それらはワイヤーの断裂や電子機器の断線といったトラブルにつながるので、定期的なメンテナンスによって原因の究明と早期の対策が必要となるのです。

また荷物用エレベーターは日常的に簡易的なメンテナンスを行うことも可能で、ちょっとした工夫が長期利用を近づけます。

たとえば扉の開閉時に衝撃を与えないようにしたり、清掃してゴミを出さないように意識したりすることで、より安全な状態で使っていくこともできるのです。

設置後にはそういった工夫を意識して、こまめなメンテナンスが行えるように備えることもおすすめされます。

荷物用エレベーターのトラブルは、ときに大きな事故の原因にもなってしまいます。

そのため常にメンテナンスを意識して、万全の状態で使えるように備えるのが導入におけるポイントです。

エレベーターの導入時には「垂直搬送機」という選択も考えられる

荷物用エレベーターや簡易リフトを導入する際には、「垂直搬送機」の採用も考えることができます。

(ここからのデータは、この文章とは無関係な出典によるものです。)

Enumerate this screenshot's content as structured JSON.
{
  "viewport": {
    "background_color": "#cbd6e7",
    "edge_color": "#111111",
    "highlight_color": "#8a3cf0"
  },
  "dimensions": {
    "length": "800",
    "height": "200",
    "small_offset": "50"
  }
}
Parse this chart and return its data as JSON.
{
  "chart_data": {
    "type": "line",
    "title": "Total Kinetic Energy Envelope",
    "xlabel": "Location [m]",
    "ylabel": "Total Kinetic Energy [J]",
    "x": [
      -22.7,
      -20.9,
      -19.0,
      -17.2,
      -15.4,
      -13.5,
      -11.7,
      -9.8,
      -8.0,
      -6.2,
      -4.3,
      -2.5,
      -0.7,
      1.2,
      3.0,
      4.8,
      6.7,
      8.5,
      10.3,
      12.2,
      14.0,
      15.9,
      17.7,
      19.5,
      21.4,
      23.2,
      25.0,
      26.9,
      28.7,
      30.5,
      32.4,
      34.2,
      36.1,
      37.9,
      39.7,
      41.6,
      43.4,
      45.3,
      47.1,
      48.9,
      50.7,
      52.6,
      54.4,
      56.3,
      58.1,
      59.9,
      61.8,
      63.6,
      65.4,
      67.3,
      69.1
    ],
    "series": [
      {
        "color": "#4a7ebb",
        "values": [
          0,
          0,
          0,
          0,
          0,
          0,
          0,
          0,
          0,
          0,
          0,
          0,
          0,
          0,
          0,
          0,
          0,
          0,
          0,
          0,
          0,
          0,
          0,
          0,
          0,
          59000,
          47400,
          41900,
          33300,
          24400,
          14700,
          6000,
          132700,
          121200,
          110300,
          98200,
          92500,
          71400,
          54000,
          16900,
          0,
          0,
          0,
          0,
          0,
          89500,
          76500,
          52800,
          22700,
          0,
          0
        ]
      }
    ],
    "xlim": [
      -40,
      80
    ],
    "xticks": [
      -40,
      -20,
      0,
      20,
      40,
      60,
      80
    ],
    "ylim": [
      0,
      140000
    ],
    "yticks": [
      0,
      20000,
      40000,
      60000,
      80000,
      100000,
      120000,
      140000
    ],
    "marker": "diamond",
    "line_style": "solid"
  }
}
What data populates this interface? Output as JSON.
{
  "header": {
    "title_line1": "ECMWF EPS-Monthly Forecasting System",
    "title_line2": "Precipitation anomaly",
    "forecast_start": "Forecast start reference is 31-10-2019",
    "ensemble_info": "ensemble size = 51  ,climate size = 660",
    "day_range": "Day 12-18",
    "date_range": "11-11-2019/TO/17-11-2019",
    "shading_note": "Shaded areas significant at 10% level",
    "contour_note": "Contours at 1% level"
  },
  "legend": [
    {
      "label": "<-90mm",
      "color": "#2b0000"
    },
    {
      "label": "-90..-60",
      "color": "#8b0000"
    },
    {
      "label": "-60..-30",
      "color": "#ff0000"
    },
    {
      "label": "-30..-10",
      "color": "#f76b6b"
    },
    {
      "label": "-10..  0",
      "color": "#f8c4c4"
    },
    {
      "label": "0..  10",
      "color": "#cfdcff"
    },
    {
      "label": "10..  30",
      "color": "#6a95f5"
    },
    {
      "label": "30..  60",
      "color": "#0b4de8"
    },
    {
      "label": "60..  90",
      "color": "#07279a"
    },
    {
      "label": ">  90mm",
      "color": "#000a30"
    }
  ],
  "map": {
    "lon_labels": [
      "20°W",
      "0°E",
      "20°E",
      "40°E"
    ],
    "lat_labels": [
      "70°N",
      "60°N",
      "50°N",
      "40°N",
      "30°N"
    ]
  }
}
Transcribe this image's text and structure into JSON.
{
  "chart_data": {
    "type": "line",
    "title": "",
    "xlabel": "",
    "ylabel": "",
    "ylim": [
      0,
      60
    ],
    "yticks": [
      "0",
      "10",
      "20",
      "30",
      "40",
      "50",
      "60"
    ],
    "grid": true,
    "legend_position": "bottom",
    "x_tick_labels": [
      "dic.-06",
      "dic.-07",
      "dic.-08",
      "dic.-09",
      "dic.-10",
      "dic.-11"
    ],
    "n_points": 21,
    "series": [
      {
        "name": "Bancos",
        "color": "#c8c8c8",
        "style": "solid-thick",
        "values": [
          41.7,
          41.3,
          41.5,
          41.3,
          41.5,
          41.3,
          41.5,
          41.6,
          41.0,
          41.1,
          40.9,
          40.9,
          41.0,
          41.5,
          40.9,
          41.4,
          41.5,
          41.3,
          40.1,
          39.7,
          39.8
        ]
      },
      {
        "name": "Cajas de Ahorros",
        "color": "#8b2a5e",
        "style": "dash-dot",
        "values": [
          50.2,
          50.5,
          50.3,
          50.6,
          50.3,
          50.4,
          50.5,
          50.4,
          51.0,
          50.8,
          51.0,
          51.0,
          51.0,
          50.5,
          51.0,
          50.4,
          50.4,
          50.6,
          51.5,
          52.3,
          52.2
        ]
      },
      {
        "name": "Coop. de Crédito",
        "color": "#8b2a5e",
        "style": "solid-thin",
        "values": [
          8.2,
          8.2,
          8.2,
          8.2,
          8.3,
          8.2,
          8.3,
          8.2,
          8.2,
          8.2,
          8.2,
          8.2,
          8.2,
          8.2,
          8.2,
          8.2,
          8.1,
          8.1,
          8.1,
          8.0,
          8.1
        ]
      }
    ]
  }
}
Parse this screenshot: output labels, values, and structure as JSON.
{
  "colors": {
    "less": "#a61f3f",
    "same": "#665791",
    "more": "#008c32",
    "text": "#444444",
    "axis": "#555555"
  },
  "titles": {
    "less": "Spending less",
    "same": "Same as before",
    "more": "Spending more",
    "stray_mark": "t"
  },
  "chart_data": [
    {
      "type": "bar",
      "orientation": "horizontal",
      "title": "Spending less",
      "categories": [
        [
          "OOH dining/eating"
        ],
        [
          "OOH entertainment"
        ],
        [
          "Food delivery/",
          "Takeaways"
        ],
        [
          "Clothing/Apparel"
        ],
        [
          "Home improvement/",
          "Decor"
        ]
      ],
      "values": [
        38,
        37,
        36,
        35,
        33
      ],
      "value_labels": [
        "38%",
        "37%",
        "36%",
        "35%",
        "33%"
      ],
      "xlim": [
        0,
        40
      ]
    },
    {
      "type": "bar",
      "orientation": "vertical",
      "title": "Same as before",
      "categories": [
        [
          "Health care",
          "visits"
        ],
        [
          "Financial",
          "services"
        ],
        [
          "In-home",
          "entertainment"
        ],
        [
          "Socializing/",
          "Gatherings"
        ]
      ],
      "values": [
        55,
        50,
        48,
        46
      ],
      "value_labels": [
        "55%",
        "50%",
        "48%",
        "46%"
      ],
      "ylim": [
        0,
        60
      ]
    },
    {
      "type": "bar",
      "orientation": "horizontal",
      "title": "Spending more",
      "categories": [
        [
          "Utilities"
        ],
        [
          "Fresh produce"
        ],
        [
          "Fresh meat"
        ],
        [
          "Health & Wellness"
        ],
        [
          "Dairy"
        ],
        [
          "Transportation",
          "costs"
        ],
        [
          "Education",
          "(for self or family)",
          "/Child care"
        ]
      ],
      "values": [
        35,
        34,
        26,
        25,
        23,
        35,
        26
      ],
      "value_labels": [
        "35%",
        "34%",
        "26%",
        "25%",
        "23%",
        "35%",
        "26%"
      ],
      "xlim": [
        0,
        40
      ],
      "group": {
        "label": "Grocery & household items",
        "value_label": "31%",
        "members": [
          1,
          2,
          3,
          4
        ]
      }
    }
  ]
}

荷物用エレベーターとは違った特徴を持つ垂直搬送機は、よりスムーズに職場の効率化を進めるきっかけにもなるでしょう。

垂直搬送機とは?

垂直搬送機とは、工場や倉庫などに設置して荷物を垂直方向に輸送する装置のことを指します。

荷物専用である点などは荷物用エレベーターと変わりませんが、搬入や搬出時には直接人が立ち入らない形になっているのが特徴です。

垂直搬送機は、労働安全衛生法や建築基準法の対象とならないため、昇降機の導入に必要となる確認の申請や定期検査報告といった作業が省略できます。

かごの寸法に制限もなくなるので、物理的に荷物用エレベーターが導入できない場合にも選択肢として考えられるのです。

また荷物用エレベーターや昇降機は2つの法律で規定されている関係から、仕様によっては片方の法律にしか適合せず、知らず知らずのうちに違法な状態で使用することになる可能性もあります。

これはエレベーターが労働安全衛生法と建築基準法の2つの法律で規定されているのに対して、簡易リフトは労働安全衛生法のみで規定されていることから起きる問題です。

垂直搬送機の導入は、そういった意図しない違法利用というリスクへの備えになることからも、注目を集める結果となっているのです。

上記のような理由から、荷物用エレベーターやリフトの設置を計画する際には、同時に垂直搬送機も候補に挙げてみることをおすすめします。

まとめ

工場や倉庫に設置する荷物用エレベーター・リフトについて、基本的な面から解説いたしました。

これから荷物用エレベーターの導入を行う、もしくは漠然と作業の効率化を図りたいという場合には、まず仕組みやメンテナンスの必要性といった基本から確認してみるのがポイントです。

荷物用エレベーターの基本を把握できれば、垂直搬送機と比較して導入を検討することもおすすめです。